Wednesday, August 12, 2009

To the Limit (USA, 1995)

Bad films usually improve — that is, become more entertaining — with age. Despite all the years since To the Limit was made, however, the film still needs to age awhile longer — say, around thirty to ninety years, if not an eternity. This movie, a sequel of sorts to director Raymond Martino's equally inept Da Vinci's War (1993), is a true celluloid fuck-up, a turd so abysmal that the few laughs instigated by its unprofessional incompetence end up being choked by the embarrassment the viewer feels both for the people involved and for watching it. The only things in To the Limit that are worse than the plot are the direction, lighting, music, editing and acting. Need an explosion or have someone shot off the Hoover Dam? Well, make a loud "Bang!" and edit to after the fact, to the person dead or the survivors looking down over the side. Continuity in this film, whether in terms of the editing or in the story development, is non-existent — much like any form of tension or suspense. Was there actually even a complete script when the film began, or was it ad-libbed throughout?

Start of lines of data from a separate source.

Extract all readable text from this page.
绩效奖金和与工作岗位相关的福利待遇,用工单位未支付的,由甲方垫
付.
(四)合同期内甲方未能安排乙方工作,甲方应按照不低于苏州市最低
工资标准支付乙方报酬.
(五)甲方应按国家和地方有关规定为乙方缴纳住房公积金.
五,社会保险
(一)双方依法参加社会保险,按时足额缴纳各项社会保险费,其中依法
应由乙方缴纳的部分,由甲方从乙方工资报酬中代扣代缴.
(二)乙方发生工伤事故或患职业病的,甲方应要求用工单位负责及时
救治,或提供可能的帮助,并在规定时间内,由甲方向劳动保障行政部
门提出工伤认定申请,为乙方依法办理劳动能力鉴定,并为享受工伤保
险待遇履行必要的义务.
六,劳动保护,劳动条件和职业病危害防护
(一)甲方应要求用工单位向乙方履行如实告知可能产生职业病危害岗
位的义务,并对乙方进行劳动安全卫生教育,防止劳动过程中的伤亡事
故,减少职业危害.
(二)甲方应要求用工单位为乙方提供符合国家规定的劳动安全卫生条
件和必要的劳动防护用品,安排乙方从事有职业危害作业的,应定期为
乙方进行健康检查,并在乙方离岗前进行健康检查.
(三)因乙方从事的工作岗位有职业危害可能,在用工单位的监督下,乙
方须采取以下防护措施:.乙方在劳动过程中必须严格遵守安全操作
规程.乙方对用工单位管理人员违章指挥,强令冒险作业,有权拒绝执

Had Raymond Martino, the director, jettisoned the plot, the male actors and virtually everything but for the occasional bulbous, silicon-filled love-pillows of the various females, the movie would've have been much better, if not at least mercifully shorter. In truth, while there are some tit shots and flesh, there is hardly enough to make the film worth watching, with or without Anna Nicole Smith, the infamous (and dead) 1993 Playboy Playmate of the Year, as the character Collette. Although she always did look good in beat-sheets or when seen briefly and dressed as a stereotype, as in The Naked Gun 33 1/3: The Final Insult (1994 / trailer) and The Hudsucker Proxy (1994 / trailer), when naked in To the Limit there is not only a full lack of grace in her out-of-balance movements, but her breasts reveal a slightly unnatural form that infers good skin but excess stuffing at work. (Not like she looked bad with her original, all-natural stuffing seen below, especially when compared to the one further below of her in the film having an orgasm while bathing).

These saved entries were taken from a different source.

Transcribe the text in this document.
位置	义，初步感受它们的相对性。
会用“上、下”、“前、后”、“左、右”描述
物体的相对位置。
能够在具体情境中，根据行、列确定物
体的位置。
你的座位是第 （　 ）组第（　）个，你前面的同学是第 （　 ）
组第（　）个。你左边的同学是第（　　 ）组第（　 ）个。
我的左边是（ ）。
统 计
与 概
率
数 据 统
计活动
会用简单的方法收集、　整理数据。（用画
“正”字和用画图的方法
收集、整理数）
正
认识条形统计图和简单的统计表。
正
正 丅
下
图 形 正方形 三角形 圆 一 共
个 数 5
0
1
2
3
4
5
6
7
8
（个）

OK, true, when she was alive and in form, and not zonked out on drugs or talking, there probably wasn't a jug-loving heterosexual man alive that would have said no to the chance of sliding his stiff weenie between her pair when oiled, but in To the Limit Smith is so bad an actress that one is left wishing they could simply say "Shut up and swallow." She does a good job at proving that Mamie van Doreen was indeed a talented actress, but then, Mamie never had to pretend that every shower or bath she took naked gave her an orgasm. (Smith really should have stopped trying to act and simply given the viewer a decent beaver shot.)
The protracted, confusing plot concerns some nasty bald guy with a beard and tattoos who smokes opium and likes to have hot wax dripped on his back when he wants to shoot a load. That he is ex-CIA we know because not only does he sit in front of a cheap, second-hand computer in most scenes, but everyone says it again and again. He's after some diskette full of all sorts of nefarious information, and wipes out Colette's husband China Smith (Michael Nouri) and most of Frank Da Vinci's family and friends at his wedding. Frank, played by John Travolta's gray-bearded, shorter and talentless brother Joey, spends the rest of the film in Vegas with his mob friends, playing an indecisive Hamlet and dodging various half-assed hit attempts before he teams up with Colette and bonks her good. Is it true love, or does Colette also have some dark, evil plan of her own? Who the fuck cares?
How bad is the film? Joey Travolta is actually the best and most convincing actor in the whole production, but for the couple strippers at the bachelor's party scene — that should give you an idea.
To the Limit comes across like some excessively long, unfunny and surreal R-rated Saturday Night Live skit from hell, puffed up from 1½ minutes to 1½ hours. The film is to be avoided at all costs, even for jug-lovers. If you want tits, get a decent porn film instead, as it is sure to have at least the same quality in tits but much better production values, direction, editing, lighting, acting, music, continuity and plot than this turkey.